A new therapy has succeeded in restoring leg function in mouse models, though the researchers say it will be years before such a therapy can be tried in humans.
A new gene therapy is raising hopes that multiple sclerosis (MS) could someday be stopped or even reversed.
Researchers at the University of Florida say they have created an innovative immunotherapy that suppresses the immune response that leads to MS. The team also combined the therapy with a drug used to treat organ transplant recipients. In mouse models, it caused near total remission of MS, with mice regaining leg function after previously losing it.
Brad E. Hoffman (pictured), PhD, an associate professor in the departments of pediatrics and neuroscience at the University of Florida, said he’s excited about the ramifications of the research.
“Our results are amazing and we are very optimistic that it will be translated into the clinic,” Hoffman told MD Magazine.
The immunotherapy uses an adeno-associated virus to deliver a liver-targeted gene that expresses full-length myelin oligodendrocyte glycoprotein (MOG) in liver cells. MOG, a myelin sheath protein, causes the production of regulatory T-cells, which inhibit the immune response that otherwise would attack the patient’s myelin sheaths.
The MOG-inducing therapy was found to achieve long-lasting stoppage and reversal MS on its own. However, the researchers also combined the therapy with rapamycin, an immunotherapy drug used to prevent organ transplant rejection. With the inclusion or rapamycin, 71% of mice with hind-limb paralysis saw virtually complete remission, and 8 in 10 quadriplegic mice saw their disease nearly disappear.
Though it is still early, the striking success of the therapy in animal models suggests it could eventually have major implications for the treatment of MS, though Hoffman said years of research will be needed and a number of regulatory hurdles will need to be cleared before the therapy could be used in humans.
“We are currently consulting with the regulatory agencies; however, we are several years away from being in the clinic,” Hoffman said. “Various aspects of the gene therapy platform have already been tested in the clinic, but several specific components have not. So, it’s going to take a little bit of time to merge the technology that’s already in the clinic with the pieces that still have to be qualified before it can be moved into a human population.”

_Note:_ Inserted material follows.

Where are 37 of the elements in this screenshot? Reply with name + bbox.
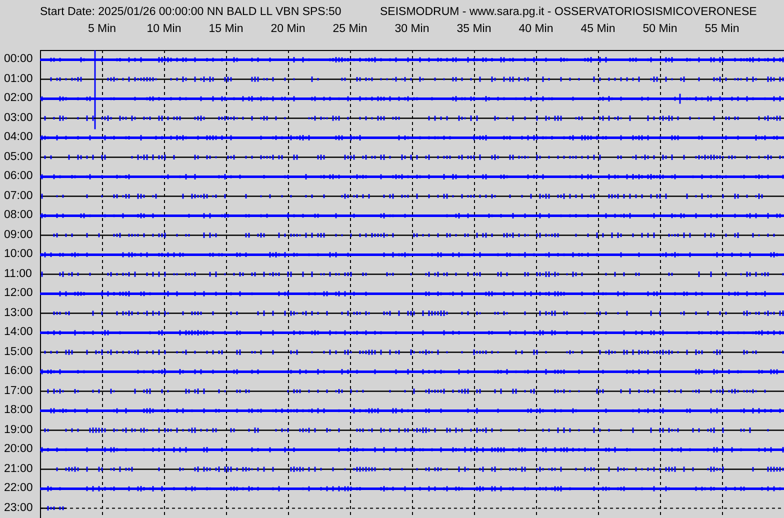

The research would be most effective in the early stages of the disease, Hoffman said.
“In very basic terms, (MS) begins as an inflammatory disease that develops into a neurodegenerative disease,” he said. “Because our therapy specifically induces regulatory cells that were shown to suppress inflammation, the data suggests the treatment would be more effective during the inflammatory stage seen in early disease.”

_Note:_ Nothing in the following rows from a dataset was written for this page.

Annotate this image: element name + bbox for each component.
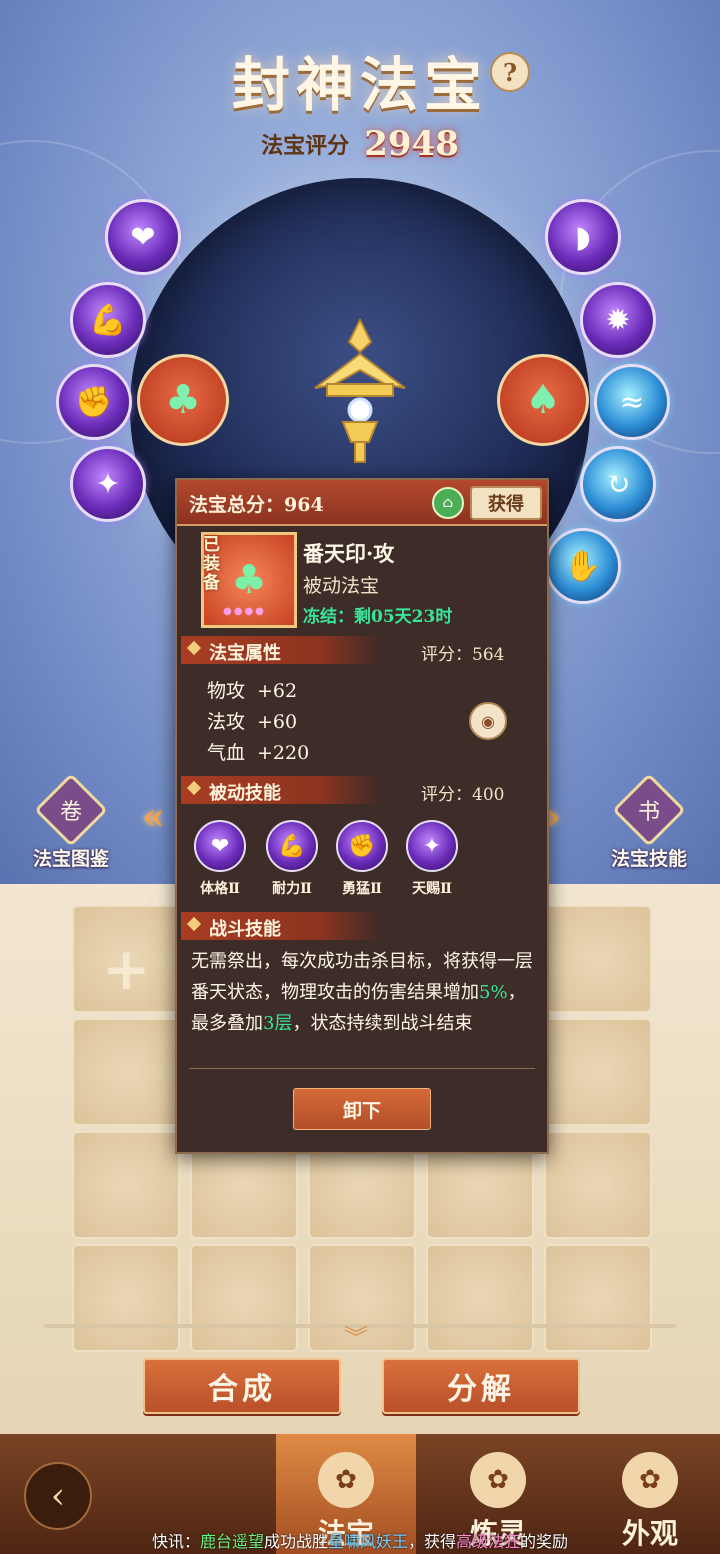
decompose-button[interactable]: 分解 [382,1358,580,1414]
ticker-reward: 高级法狂 [456,1532,521,1551]
radiant-figure-icon[interactable]: ✦ [70,446,146,522]
page-title: 封神法宝 [231,51,488,119]
freeze-timer: 冻结：剩05天23时 [303,607,453,627]
boot-icon[interactable]: ◗ [545,199,621,275]
fantian-seal-artifact-icon [314,318,406,463]
attribute-row: 物攻 +62 [207,680,298,702]
section-title: 战斗技能 [209,919,281,940]
appearance-tab-icon: ✿ [622,1452,678,1508]
section-title: 法宝属性 [209,643,281,664]
inventory-slot[interactable] [72,1244,180,1352]
passive-skill[interactable]: ❤ 体格Ⅱ [191,820,249,898]
score-label: 法宝评分 [261,133,350,159]
passive-section-header: 被动技能 评分：400 [181,776,543,805]
ticker-text: ，获得 [408,1532,457,1551]
get-button[interactable]: 获得 [470,486,542,520]
passive-skill[interactable]: ✊ 勇猛Ⅱ [333,820,391,898]
treasure-score: 法宝评分 2948 [0,124,720,164]
fist-icon: ✊ [336,820,388,872]
passive-skill-name: 勇猛Ⅱ [342,881,382,897]
radiant-figure-icon: ✦ [406,820,458,872]
popup-header: 法宝总分：964 ⌂ 获得 [177,480,547,526]
treasure-codex-button[interactable]: 卷 法宝图鉴 [16,773,126,871]
passive-skill[interactable]: 💪 耐力Ⅱ [263,820,321,898]
section-score: 评分：400 [421,785,505,805]
ticker-boss: 星啸风妖王 [327,1532,408,1551]
passive-skill-name: 体格Ⅱ [200,881,240,897]
divider [189,1068,535,1069]
heart-figure-icon: ❤ [194,820,246,872]
equipped-badge: 已装备 [203,535,220,593]
chevron-down-icon[interactable]: ︾ [344,1318,368,1353]
treasure-skill-button[interactable]: 书 法宝技能 [594,773,704,871]
ticker-prefix: 快讯： [151,1532,200,1551]
total-score: 法宝总分：964 [189,494,324,516]
unequip-button[interactable]: 卸下 [293,1088,431,1130]
section-score: 评分：564 [421,645,505,665]
back-button[interactable]: ‹ [24,1462,92,1530]
vortex-icon[interactable]: ↻ [580,446,656,522]
attribute-row: 法攻 +60 [207,711,298,733]
burst-icon[interactable]: ✹ [580,282,656,358]
star-dots: ●●●● [223,606,266,617]
book-icon: 书 [612,773,686,847]
attr-section-header: 法宝属性 评分：564 [181,636,543,665]
lock-icon[interactable]: ⌂ [432,487,464,519]
battle-section-header: 战斗技能 [181,912,543,940]
inventory-slot[interactable] [190,1244,298,1352]
treasure-tab-icon: ✿ [318,1452,374,1508]
ticker-text: 的奖励 [520,1532,569,1551]
treasure-detail-popup: 法宝总分：964 ⌂ 获得 ♣ 已装备 ●●●● 番天印·攻 被动法宝 冻结：剩… [175,478,549,1154]
news-ticker: 快讯：鹿台遥望成功战胜星啸风妖王，获得高级法狂的奖励 [0,1528,720,1554]
battle-skill-description: 无需祭出，每次成功击杀目标，将获得一层番天状态，物理攻击的伤害结果增加5%，最多… [191,951,533,1034]
passive-skill-name: 耐力Ⅱ [272,881,312,897]
refine-tab-icon: ✿ [470,1452,526,1508]
inventory-slot[interactable] [544,905,652,1013]
inventory-slot[interactable] [544,1018,652,1126]
ticker-player: 鹿台遥望 [199,1532,264,1551]
passive-skill[interactable]: ✦ 天赐Ⅱ [403,820,461,898]
inventory-slot[interactable] [72,1018,180,1126]
help-button[interactable]: ? [490,52,530,92]
fist-icon[interactable]: ✊ [56,364,132,440]
passive-skill-name: 天赐Ⅱ [412,881,452,897]
section-title: 被动技能 [209,783,281,804]
scroll-icon: 卷 [34,773,108,847]
inventory-slot[interactable] [544,1131,652,1239]
wave-icon[interactable]: ≈ [594,364,670,440]
item-type: 被动法宝 [303,575,380,597]
add-slot-icon[interactable]: + [102,935,151,1003]
treasure-skill-label: 法宝技能 [610,848,687,870]
compose-button[interactable]: 合成 [143,1358,341,1414]
prev-arrow-icon[interactable]: « [142,796,165,838]
inventory-slot[interactable] [72,1131,180,1239]
glowing-hand-icon[interactable]: ✋ [545,528,621,604]
inventory-slot[interactable] [426,1244,534,1352]
eye-icon[interactable]: ◉ [469,702,507,740]
muscle-arm-icon[interactable]: 💪 [70,282,146,358]
muscle-arm-icon: 💪 [266,820,318,872]
ticker-text: 成功战胜 [263,1532,328,1551]
treasure-codex-label: 法宝图鉴 [32,848,109,870]
heart-figure-icon[interactable]: ❤ [105,199,181,275]
score-value: 2948 [364,124,459,164]
inventory-slot[interactable] [544,1244,652,1352]
attribute-row: 气血 +220 [207,742,310,764]
item-name: 番天印·攻 [303,541,395,566]
treasure-slot-right[interactable]: ♠ [497,354,589,446]
treasure-slot-left[interactable]: ♣ [137,354,229,446]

Hoffman said the therapy would have to be a one-time treatment, versus a potential part of a treatment regimen.
“[A]s with most viral gene delivery systems the treatment would be a one-and-done,” Hoffman said. “Upon receiving the initial treatment, the patient would develop a natural immunity against the gene delivery virus which generally prevents its repetitive use.”
However, he also noted that in mouse models, the treatment had significant longevity. Treated mice had no symptoms after 7 months, while the control group mice began to have neurological problems after just 2 weeks.

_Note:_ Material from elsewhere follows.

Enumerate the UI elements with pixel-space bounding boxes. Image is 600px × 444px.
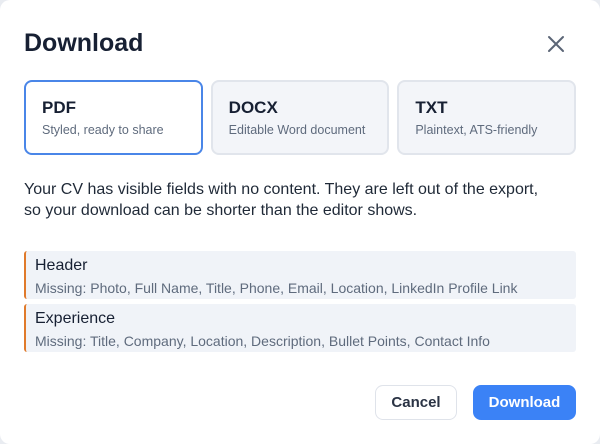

More research will be needed to find out just how long such a treatment would be effective in humans. Hoffman said a similar viral gene therapy in a canine model of hemophilia stabilized the disease for more than a decade, until the dog died of natural causes.
The study, “Gene Therapy-Induced Antigen-Specific Tregs Inhibit Neuro-inflammation and Reverse Disease in a Mouse Model of Multiple Sclerosis,” was published online in Molecular Therapy last month.